When I taught oversees in Albania at an International school the questions became more positive, Are all the parents super involved and much more appreciative there? 

While teaching extremely wealthy over-privileged children in New York’s Upper East Side I usually heard, Are are all the students raised by nannies? Are they all spoiled brats?

It was in New York that I began reflecting on all of these questions. At first I was shocked and appalled that everyone assumes that families are less involved, less educated, less caring and worse parents in the U.S. Most people automatically assumed that parents are better at their job in Europe, why is that?

Then, I was angry that so many people concluded that low-income families and wealthy families are equally bad at raising their children.

Finally, I became disappointed in myself. I often vented to friends and family about the hardships I dealt with in the classroom and failed to acknowledge the wonderful experiences I had with many families.

Now, I want to set the record straight. No amount of money, lack of money or geographical location makes a good parent, or a bad parent.

In every single school I taught I had to handle difficult parents. I had meetings with chid-protective services, angry emails with misspelled words and cursing, parents doing lines of coke on the premises, parents who had no respect or faith in their own children, parents in jail, parents who should be in jail, racist parents, sexist parents, lying parents, uncaring parents, unhelpful parents, step-parents, grandparents, aunt and uncle parents, nanny parents, you name it I’ve dealt with it.

However, in every single school I had wonderful experiences with families. I had parents volunteer to read to my struggling students on their mornings off, parents come in after school to help me decorate for celebrations, parents who wrote me hand-written thank you letters, parents thanking me with tears in their eyes, parents who would drop anything, do anything, give anything if it meant helping their child, parents who do all that if it meant helping any child, parents who stayed home to spend quality time helping their kids become amazing people, parents who worked numerous jobs to give their kids experiences they never had and parents who were so freakin’ awesome I only hope I can live up to half of their standards.

It does not matter where you live or what your income is to kids.

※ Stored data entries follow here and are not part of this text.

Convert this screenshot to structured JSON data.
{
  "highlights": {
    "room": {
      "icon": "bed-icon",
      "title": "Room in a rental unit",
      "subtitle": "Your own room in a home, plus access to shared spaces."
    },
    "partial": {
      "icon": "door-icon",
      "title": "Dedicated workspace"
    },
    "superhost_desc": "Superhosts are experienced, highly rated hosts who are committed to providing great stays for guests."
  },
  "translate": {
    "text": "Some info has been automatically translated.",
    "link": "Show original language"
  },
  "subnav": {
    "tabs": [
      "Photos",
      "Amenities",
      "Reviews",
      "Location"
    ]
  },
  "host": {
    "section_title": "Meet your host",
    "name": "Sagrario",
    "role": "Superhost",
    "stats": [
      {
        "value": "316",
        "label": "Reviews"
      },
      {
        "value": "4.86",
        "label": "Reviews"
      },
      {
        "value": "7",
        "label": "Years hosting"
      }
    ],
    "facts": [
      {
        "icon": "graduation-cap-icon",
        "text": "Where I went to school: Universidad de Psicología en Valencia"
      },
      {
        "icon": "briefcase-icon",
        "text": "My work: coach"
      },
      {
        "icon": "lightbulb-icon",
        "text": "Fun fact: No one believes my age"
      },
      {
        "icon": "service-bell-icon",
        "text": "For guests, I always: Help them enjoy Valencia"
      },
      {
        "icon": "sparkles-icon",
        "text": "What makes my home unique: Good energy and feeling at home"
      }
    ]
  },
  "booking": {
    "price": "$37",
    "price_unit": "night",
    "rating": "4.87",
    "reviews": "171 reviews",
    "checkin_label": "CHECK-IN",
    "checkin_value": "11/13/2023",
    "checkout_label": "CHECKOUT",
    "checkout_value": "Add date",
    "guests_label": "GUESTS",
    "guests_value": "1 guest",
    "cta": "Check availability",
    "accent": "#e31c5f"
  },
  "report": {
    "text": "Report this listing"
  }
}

All children need is your love, support, respect, help, belief in them and discipline. It’s pretty simple. No amount of toys or lack of extra special expensive after school programs compares to those basic needs.

It’s time we stop judging families who are different from our own, and start supporting each other. Parenting is hard for everyone, so stop assuming that the single-mother who looks like a wreck every morning is unable to properly care for her children. Maybe she is exhausted from night-shifts  she works so she can be with her children before and after school. Don’t assume that Nanny is the only one caring for the kid in the stroller. Perhaps the parents both work in order to afford their life and health insurance while simultaneously paying off student loans. That Dad on his cell phone carrying the girl in mis-matched clothes with tomato sauce down the front might be on the phone with doctors trying to save his wife’s life. Maybe these parents need a helping hand. Maybe most parents are doing the best they can, and the few that aren’t need our help and some good examples.

I always say that you really get to know your students after meeting their parents. Often, I am guilty of judging a family before I even know them. It’s a constant battle to stop judging, but it’s one I am willing to always fight.

Whenever, Husband and I become parents I hope to respect, help and get to know the parents I meet along the way, and maybe get the same in response. It’s hard enough raising a dog and a Husband. So, on the morning I show up to drop-off  in my PJ’s, hugging my large coffee, with one eye lined and a crying child yelling that I burnt her breakfast again, I’ll prefer a helpful hand or knowing smile. Don’t judge.